We enrolled the twins in the , because we wanted them to attend the public school preschool so that we could get involved in the district right away. The twins are now fifth graders at Clark Elementary, and we have a younger daughter, Jensen, who goes to the .

Please provide a brief summary of your reasons for running.

I am deeply committed to public education. I was raised in a family of educators, and I know how dedicated teachers, administrators and staff are to working with our kids. Schools really do make a difference for all children, including those who might not have the opportunities that money and parental involvement provide.

I am extremely grateful for the work the Webster Groves School District does for all kids in this community, including mine. I also believe we are morally obligated as parents and community members to support our schools in any way we can. For me, that means volunteering my time to serve on district committees and, if elected, on the board of education.

I spend my professional time helping school districts solve problems ranging from financial issues, to personnel concerns, to student discipline. Because of this, I know what school boards do, and I know what issues they face. I believe that experience and perspective would be tremendously valuable to the Webster Groves School District and I would be thrilled to help contribute to the district’s success.

What role do you think the Webster Groves Board of Education should play in the community?

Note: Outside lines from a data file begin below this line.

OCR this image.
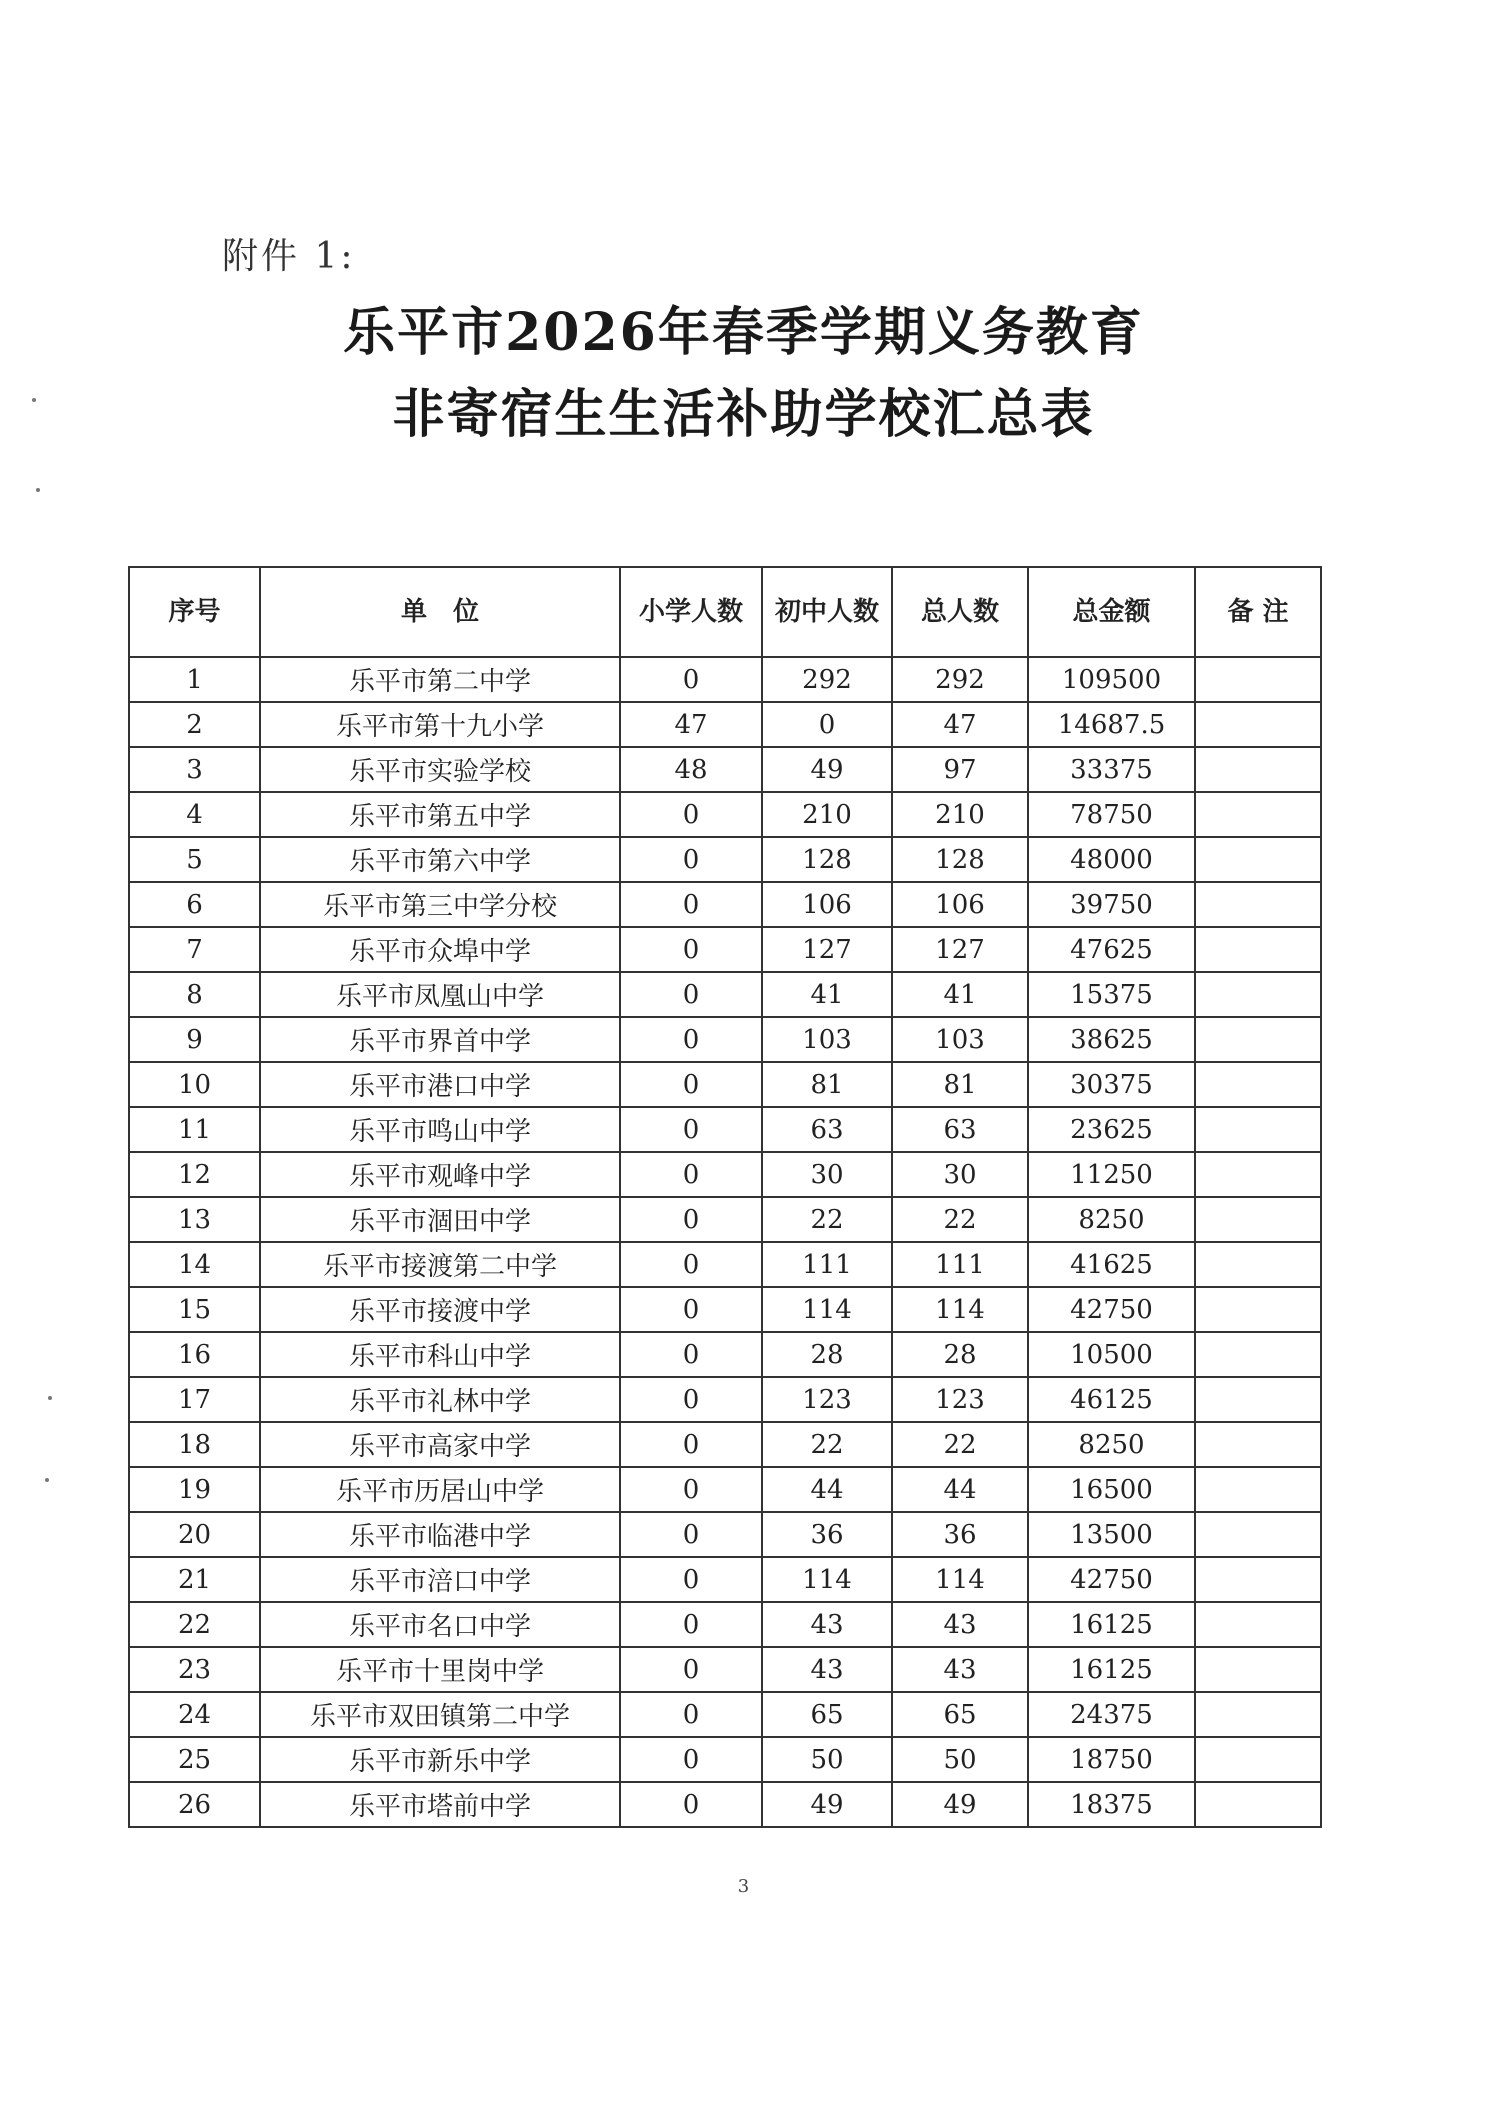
附件 1:
乐平市2026年春季学期义务教育
非寄宿生生活补助学校汇总表
序号	单　位	小学人数	初中人数	总人数	总金额	备 注
1	乐平市第二中学	0	292	292	109500	
2	乐平市第十九小学	47	0	47	14687.5	
3	乐平市实验学校	48	49	97	33375	
4	乐平市第五中学	0	210	210	78750	
5	乐平市第六中学	0	128	128	48000	
6	乐平市第三中学分校	0	106	106	39750	
7	乐平市众埠中学	0	127	127	47625	
8	乐平市凤凰山中学	0	41	41	15375	
9	乐平市界首中学	0	103	103	38625	
10	乐平市港口中学	0	81	81	30375	
11	乐平市鸣山中学	0	63	63	23625	
12	乐平市观峰中学	0	30	30	11250	
13	乐平市涸田中学	0	22	22	8250	
14	乐平市接渡第二中学	0	111	111	41625	
15	乐平市接渡中学	0	114	114	42750	
16	乐平市科山中学	0	28	28	10500	
17	乐平市礼林中学	0	123	123	46125	
18	乐平市高家中学	0	22	22	8250	
19	乐平市历居山中学	0	44	44	16500	
20	乐平市临港中学	0	36	36	13500	
21	乐平市涪口中学	0	114	114	42750	
22	乐平市名口中学	0	43	43	16125	
23	乐平市十里岗中学	0	43	43	16125	
24	乐平市双田镇第二中学	0	65	65	24375	
25	乐平市新乐中学	0	50	50	18750	
26	乐平市塔前中学	0	49	49	18375	
3
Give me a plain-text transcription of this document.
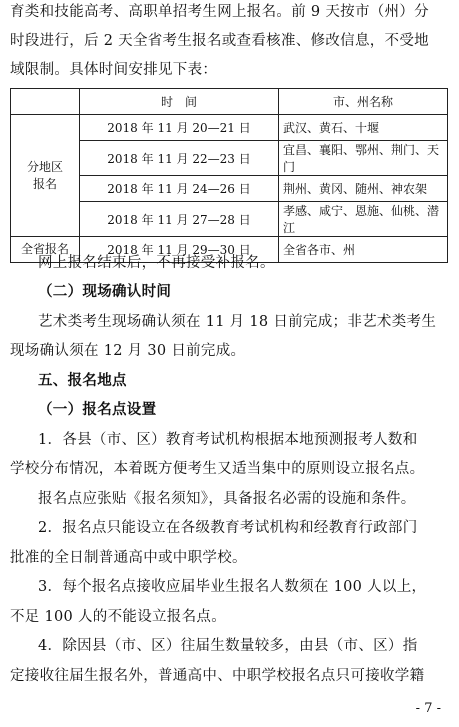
育类和技能高考、高职单招考生网上报名。前 9 天按市（州）分
时段进行，后 2 天全省考生报名或查看核准、修改信息，不受地
域限制。具体时间安排见下表：
	时　间	市、州名称
分地区
报名	2018 年 11 月 20—21 日	武汉、黄石、十堰
	2018 年 11 月 22—23 日	宜昌、襄阳、鄂州、荆门、天门
	2018 年 11 月 24—26 日	荆州、黄冈、随州、神农架
	2018 年 11 月 27—28 日	孝感、咸宁、恩施、仙桃、潜江
全省报名	2018 年 11 月 29—30 日	全省各市、州
网上报名结束后，不再接受补报名。
（二）现场确认时间
艺术类考生现场确认须在 11 月 18 日前完成；非艺术类考生
现场确认须在 12 月 30 日前完成。
五、报名地点
（一）报名点设置
1．各县（市、区）教育考试机构根据本地预测报考人数和
学校分布情况，本着既方便考生又适当集中的原则设立报名点。
报名点应张贴《报名须知》，具备报名必需的设施和条件。
2．报名点只能设立在各级教育考试机构和经教育行政部门
批准的全日制普通高中或中职学校。
3．每个报名点接收应届毕业生报名人数须在 100 人以上，
不足 100 人的不能设立报名点。
4．除因县（市、区）往届生数量较多，由县（市、区）指
定接收往届生报名外，普通高中、中职学校报名点只可接收学籍
- 7 -
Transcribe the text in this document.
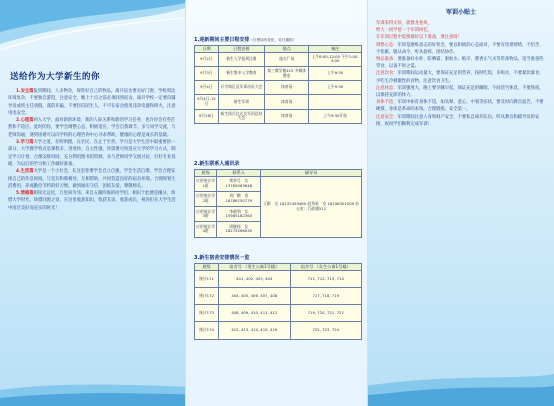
送给作为大学新生的你

1.安全篇报到期间，人多物杂，保管好自己的物品，离开宿舍要关好门窗，学校周边环境复杂，不要独自游逛，注意安全，晚上十点之前必须回到宿舍。离开学校一定要向辅导员或班主任请假，谨防诈骗，不要轻信陌生人，不可在宿舍使用违章电器和明火，注意用电安全。

2.心理篇初入大学，面对新的环境、新的人际关系和新的学习任务，也许你会有些茫然和不适应。此时的你，要学会调整心态，积极适应，学会自我调节。多与同学交流，与老师沟通，遇到困难可以向学校的心理咨询中心寻求帮助，健康的心理是成长的基础。

3.学习篇大学之道，在明明德，在亲民，在止于至善。学习是大学生活中最重要的一部分，大学教学特点是课程多、进度快、自主性强，你需要尽快适应大学的学习方式，制定学习计划，合理安排时间，充分利用图书馆资源，多与老师同学交流讨论，打好专业基础，为以后的学习和工作做好准备。

4.生活篇大学是一个小社会，在这里你要学会自立自强，学会生活自理，学会合理安排自己的作息时间。与室友和睦相处，互相帮助，共同营造良好的宿舍环境。合理规划生活费用，养成勤俭节约的好习惯，做到诚实守信，团结友爱，尊敬师长。

5.情感篇相知无远近，万里尚为邻。来自五湖四海的同学们，相识于此便是缘分，珍惜大学时光，珍惜同窗之谊，在这里收获知识，收获友谊，收获成长，祝你们在大学生活中度过美好而充实的时光！

1.迎新期间主要日程安排（日程如有变化，另行通知）
日期	日程安排	地点	备注
9月2日	新生入学报到注册	逸夫广场	上午8:00-12:00 下午1:00-4:00
9月3日	新生集中入学教育	第三教学楼415 多媒体教室	上午9:30
9月4日	开学典礼及军训动员大会	体育场	上午9:30
9月4日-15日	新生军训	体育场	
9月16日	新生阅兵仪式及军训总结大会	体育场	上午9:30开始
2.新生联系人通讯录
班级	联系人	辅导员
应用统计学1班	黎华号　女 13765063648	王颖　女 18132459480 赵秀英　女 18198301009 办公室：行政楼512
应用统计学2班	刘广鹏　男 18786750779	
应用统计学3班	李晓利　女 15985182364	
应用统计学4班	周继杨　女 18275266030	
3.新生宿舍安排情况一览
班级	宿舍号 （男生公寓1号楼）	宿舍号 （女生公寓1号楼）
统计171	401, 402, 403, 404	711, 712, 713, 714
统计172	404, 405, 406, 407, 408	717, 718, 719
统计173	408, 409, 410, 411, 412	719, 720, 721, 722
统计174	412, 413, 414, 415, 416	722, 723, 724
军训小贴士

军训来得太快，就像龙卷风，

给大一同学留一个军训回忆。

在军训过程中需要做好以下准备，要注意呀！

调整心态：军训是磨炼意志的好机会，要以积极的心态面对，不要有畏难情绪，不怕苦、不怕累，服从命令，听从指挥，团结协作。

物品准备：要准备好水杯、防晒霜、驱蚊水、纸巾、藿香正气水等常备物品，适当准备些零食，以备不时之需。

注意饮食：军训期间运动量大，要保证充足的营养，按时吃饭，多喝水，不要暴饮暴食，少吃生冷刺激性的食物，注意饮食卫生。

注意休息：军训强度大，晚上要早睡早起，保证充足的睡眠，午间适当休息，不要熬夜，以保持充沛的体力。

身体不适：军训中如有身体不适，如头晕、恶心、中暑等症状，要及时向教官报告，不要硬撑，身体是革命的本钱，合理锻炼，安全第一。

注意安全：军训期间注意人身和财产安全，不要私自离开队伍，听从教官和辅导员的安排，祝同学们顺利完成军训！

Board members should be both listeners and leaders. As someone who is naturally interested in the district’s challenges and successes, I am always excited to talk to people about their experiences in the Webster Groves School District. I love comparing stories with other parents about teachers who have gone above and beyond, or administrators who are trying something new, or staff members who show a personal interest in every kid. I also know people sometimes have concerns or frustrations. It is critical that those concerns are communicated to board members and administrators who will seize the opportunity for improvement.

What do you currently see as the biggest issue facing the district?

The Missouri Supreme Court’s decision in Turner v. School District of Clayton, et al. could significantly impact Webster Groves and all public school districts in the state. The Turner decision essentially holds that students who reside in an unaccredited district can attend any school in any accredited district in the same or an adjoining county, and the unaccredited district must pay tuition to the receiving district. The receiving district has no discretion as to how many students it must accept.

Both St. Louis and Riverview Gardens school districts are unaccredited. The Turner decision permits students who reside in those districts to attend Webster Groves or any other public school in the county, and the receiving district has no discretion as to whether to accept those students or not. There is currently no mechanism to determine how many students a receiving district might receive, or to limit how many students must be accepted. Needless to say, this creates a great deal of uncertainty regarding enrollment, staffing, facilities and, obviously, funding.

There are currently proposals in the state legislature to curtail the effects of the Turner decision, however these “solutions” are being offered in exchange for legislation such as open enrollment and expansion of charter schools, which would negatively impact public schools. Missouri schools face many challenges in the coming years. I worked on the Turner case on behalf of another school district, and I know the state legislative climate well. Now, more than ever, the Webster Groves School District would benefit from having board members who are experienced and knowledgeable about the issues facing our schools.

Assume you win the election. What single thing do you want to accomplish during your term on the board?

It would not be appropriate to bring an agenda to a board that works well as a group, has moved the district forward in terms of leadership and academic achievement and has earned tremendous community support. I am seeking election because I can contribute to the success the district has already achieved, and I can help guide it through the challenges that lie ahead. I would be proud to serve the Webster Groves School District, and I ask for your vote on April 5.